Drammatico, Recensione

LE FIAMME DEL PARADISO

NazioneItalia
Anno Produzione2006
Durata95'

TRAMA

Diciassettesimo secolo, Trentino Alto Adige, Val di Non. Una povera contadina che vive in una grotta isolata viene accusata di stregoneria dai paesani. La donna viene portata nel Palazzo Nero dove ammette sotto tortura la sua colpevolezza e coinvolge anche i suoi accusatori per vendicarsi della loro cattiveria. Condannata a morte, rifiuta di pentirsi, e per questo viene messa al rogo sulla piazza del paese.

RECENSIONI

Dopo essere stato uno dei nomi di punta del cosiddetto "neorealismo rosa" italiano, l'ottantottenne Luciano Emmer fatica a trovare una seconda giovinezza nel nuovo millennio. Nel 2003 il regista milanese ha triplicato la volenterosa Sabrina Ferilli nel deludente e anacronistico L'acqua...il fuoco, e ora si cimenta con una storia ambientata agli inizi del '600 in Trentino Alto Adige. La protagonista è una ragazza che vive in solitudine e pur interagendo senza apparenti conflitti con gli abitanti del paese, a causa di una sequela di maldicenze viene accusata di stregoneria e messa al rogo.
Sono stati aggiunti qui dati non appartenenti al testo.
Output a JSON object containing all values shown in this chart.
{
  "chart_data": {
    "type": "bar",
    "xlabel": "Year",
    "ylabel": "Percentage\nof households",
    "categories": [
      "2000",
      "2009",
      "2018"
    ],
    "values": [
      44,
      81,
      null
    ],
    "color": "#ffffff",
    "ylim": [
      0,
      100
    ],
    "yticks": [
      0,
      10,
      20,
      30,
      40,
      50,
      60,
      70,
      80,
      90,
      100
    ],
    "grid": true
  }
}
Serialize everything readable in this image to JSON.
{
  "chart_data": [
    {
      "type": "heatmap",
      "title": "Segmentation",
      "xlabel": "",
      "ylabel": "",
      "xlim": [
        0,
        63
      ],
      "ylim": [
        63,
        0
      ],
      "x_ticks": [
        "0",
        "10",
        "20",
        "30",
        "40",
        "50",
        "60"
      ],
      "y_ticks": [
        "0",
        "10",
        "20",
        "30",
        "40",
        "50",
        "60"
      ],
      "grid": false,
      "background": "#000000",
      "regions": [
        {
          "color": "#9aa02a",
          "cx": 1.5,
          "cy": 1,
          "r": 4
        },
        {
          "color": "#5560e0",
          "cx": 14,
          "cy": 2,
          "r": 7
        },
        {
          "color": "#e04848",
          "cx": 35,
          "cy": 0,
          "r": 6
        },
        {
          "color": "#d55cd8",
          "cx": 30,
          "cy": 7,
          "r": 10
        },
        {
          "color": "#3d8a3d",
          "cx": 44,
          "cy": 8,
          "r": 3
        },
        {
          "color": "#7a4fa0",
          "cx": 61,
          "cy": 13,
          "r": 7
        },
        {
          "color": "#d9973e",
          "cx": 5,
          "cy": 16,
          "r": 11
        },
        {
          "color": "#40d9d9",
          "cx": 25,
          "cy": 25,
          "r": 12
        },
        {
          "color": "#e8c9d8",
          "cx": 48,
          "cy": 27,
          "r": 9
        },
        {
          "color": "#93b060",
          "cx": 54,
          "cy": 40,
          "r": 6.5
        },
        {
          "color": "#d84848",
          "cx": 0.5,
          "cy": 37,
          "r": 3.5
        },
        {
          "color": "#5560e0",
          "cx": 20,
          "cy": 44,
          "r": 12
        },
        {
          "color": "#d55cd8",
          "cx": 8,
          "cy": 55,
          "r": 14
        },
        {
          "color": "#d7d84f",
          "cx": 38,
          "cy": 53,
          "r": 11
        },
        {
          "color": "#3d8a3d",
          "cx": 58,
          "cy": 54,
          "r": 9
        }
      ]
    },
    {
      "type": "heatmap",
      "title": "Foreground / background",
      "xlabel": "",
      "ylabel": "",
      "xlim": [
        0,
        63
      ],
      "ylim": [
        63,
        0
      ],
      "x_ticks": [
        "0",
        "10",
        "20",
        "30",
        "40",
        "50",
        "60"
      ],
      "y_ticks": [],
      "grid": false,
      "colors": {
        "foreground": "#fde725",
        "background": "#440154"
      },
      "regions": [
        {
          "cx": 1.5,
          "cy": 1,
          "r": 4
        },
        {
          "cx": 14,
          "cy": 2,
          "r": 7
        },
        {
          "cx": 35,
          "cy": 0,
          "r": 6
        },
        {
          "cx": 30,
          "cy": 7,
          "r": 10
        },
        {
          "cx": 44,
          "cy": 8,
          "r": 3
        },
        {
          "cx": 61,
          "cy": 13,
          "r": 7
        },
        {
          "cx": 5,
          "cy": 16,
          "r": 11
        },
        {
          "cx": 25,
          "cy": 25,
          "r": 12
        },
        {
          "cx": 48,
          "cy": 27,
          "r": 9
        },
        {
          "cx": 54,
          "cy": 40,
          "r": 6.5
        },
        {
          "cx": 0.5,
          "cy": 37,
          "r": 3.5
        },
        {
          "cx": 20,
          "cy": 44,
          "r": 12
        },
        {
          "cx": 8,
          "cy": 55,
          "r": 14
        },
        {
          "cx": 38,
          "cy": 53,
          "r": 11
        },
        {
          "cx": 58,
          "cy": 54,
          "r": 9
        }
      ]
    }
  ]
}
Le nobili intenzioni di non dimenticare la brutalità del passato si scontrano con una messa in scena tanto semplice (naïf? in totale libertà creativa?) da rasentare la casualità. La sensazione, costante, è di assistere a un teatrino parrocchiale animato da buoni propositi che cadono nel vuoto. È infatti con crescente imbarazzo che si segue la presentazione dei personaggi (gli allegri convenevoli di guizzanti pastorelle) e la piattezza di un intreccio senza progressione. Per tacere di una fotografia che si vorrebbe naturalistica ma che arriva approssimativa, dei costumi da sagra paesana, di scenografie assenti, di una sciatteria diffusa, di una recitazione sotto ogni ragionevole soglia e delle note da sintetizzatore in saldo di Stelvio Cipriani. Unico punto a favore, la parlata nel dialetto della Val di Non, luogo reale dei tragici eventi. Ma l’approccio filologico non è sufficiente a dare verità alle figurine di un Presepe inerte e risaputo, incapace di farsi portatore di un punto di vista effettivamente problematico sui fatti raccontati.